The traveler now threw back his shoulders and peered at each member of the outfit in turn as if to impress their faces on his mind, then swept off his sombrero.
"Thankee, folks," he said, and, putting spurs to his pony, galloped away.
"There is one man to whom it would be perfectly safe to entrust a secret," declared Miss Briggs with emphasis.
"What a strange character," murmured Anne, as she gazed after the galloping pony. "I wonder who he can be."
"I am curious to know what he meant by warning us against the mountains," interjected Elfreda Briggs.

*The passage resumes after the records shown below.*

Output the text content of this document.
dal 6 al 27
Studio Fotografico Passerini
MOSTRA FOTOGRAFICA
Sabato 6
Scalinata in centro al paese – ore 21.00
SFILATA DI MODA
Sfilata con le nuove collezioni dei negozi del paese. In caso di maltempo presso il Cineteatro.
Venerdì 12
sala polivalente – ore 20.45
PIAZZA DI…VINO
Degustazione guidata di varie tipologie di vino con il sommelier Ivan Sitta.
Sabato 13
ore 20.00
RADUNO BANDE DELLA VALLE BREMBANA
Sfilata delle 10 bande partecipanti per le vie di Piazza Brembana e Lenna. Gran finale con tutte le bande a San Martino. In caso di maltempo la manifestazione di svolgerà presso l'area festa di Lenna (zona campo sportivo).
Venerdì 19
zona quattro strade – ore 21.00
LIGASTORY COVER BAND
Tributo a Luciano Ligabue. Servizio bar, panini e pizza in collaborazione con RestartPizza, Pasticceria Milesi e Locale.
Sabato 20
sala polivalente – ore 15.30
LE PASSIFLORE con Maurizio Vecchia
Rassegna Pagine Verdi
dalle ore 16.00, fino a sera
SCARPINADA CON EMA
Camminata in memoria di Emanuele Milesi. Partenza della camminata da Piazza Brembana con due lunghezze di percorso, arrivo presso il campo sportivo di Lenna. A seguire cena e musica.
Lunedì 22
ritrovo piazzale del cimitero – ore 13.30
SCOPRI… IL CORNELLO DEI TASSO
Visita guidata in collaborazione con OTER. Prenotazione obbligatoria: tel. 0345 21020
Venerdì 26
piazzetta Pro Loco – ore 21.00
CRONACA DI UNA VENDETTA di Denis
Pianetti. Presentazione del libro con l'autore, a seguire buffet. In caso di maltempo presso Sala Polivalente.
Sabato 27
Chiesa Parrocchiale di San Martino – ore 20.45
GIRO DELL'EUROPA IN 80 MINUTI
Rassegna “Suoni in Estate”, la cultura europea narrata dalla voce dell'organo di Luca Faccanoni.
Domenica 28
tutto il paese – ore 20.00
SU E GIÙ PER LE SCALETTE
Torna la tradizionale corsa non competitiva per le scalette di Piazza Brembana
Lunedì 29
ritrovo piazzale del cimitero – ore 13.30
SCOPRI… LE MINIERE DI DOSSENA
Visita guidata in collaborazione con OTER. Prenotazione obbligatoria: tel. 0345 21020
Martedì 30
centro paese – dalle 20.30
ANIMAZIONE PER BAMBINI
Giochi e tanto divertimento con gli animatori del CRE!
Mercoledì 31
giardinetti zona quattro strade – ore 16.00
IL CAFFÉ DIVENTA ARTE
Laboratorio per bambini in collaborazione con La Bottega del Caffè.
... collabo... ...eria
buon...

"And I am rather concerned about Mr. Lang," added Grace. "He must be a long way from here, else he would have heard our signal shots. I have an idea that our late caller must have heard them and that it was he who answered. That must be it. If so I am glad, for the poor fellow was ready to drop and so was his horse. Shall we fill the buckets?"
They did. The ponies were thirsty again, and it required several bucketfuls to satiate thirst, after which everything fillable was filled with water. Grace, to pass away the time, got out her lasso and tried to throw it, but she made a complete failure. In turn, each of the others tried their hand at throwing the rope, but with no better success. Ping offered himself for a mark, chattering like a magpie as, each time, the loop of the lasso collapsed before reaching him.
"What for you makee so fashion?" he cried between laughs, chuckles and grimaces.
"Never mind, Ping. You will not talkee 'so fashion' one day. When I learn to throw the rope, which I shall, I will rope you when you are not looking," threatened Grace.
"No can do," grinned the Chinaman. "HAI YAH! Man b'longey top-side horse," he cried, pointing off over the desert.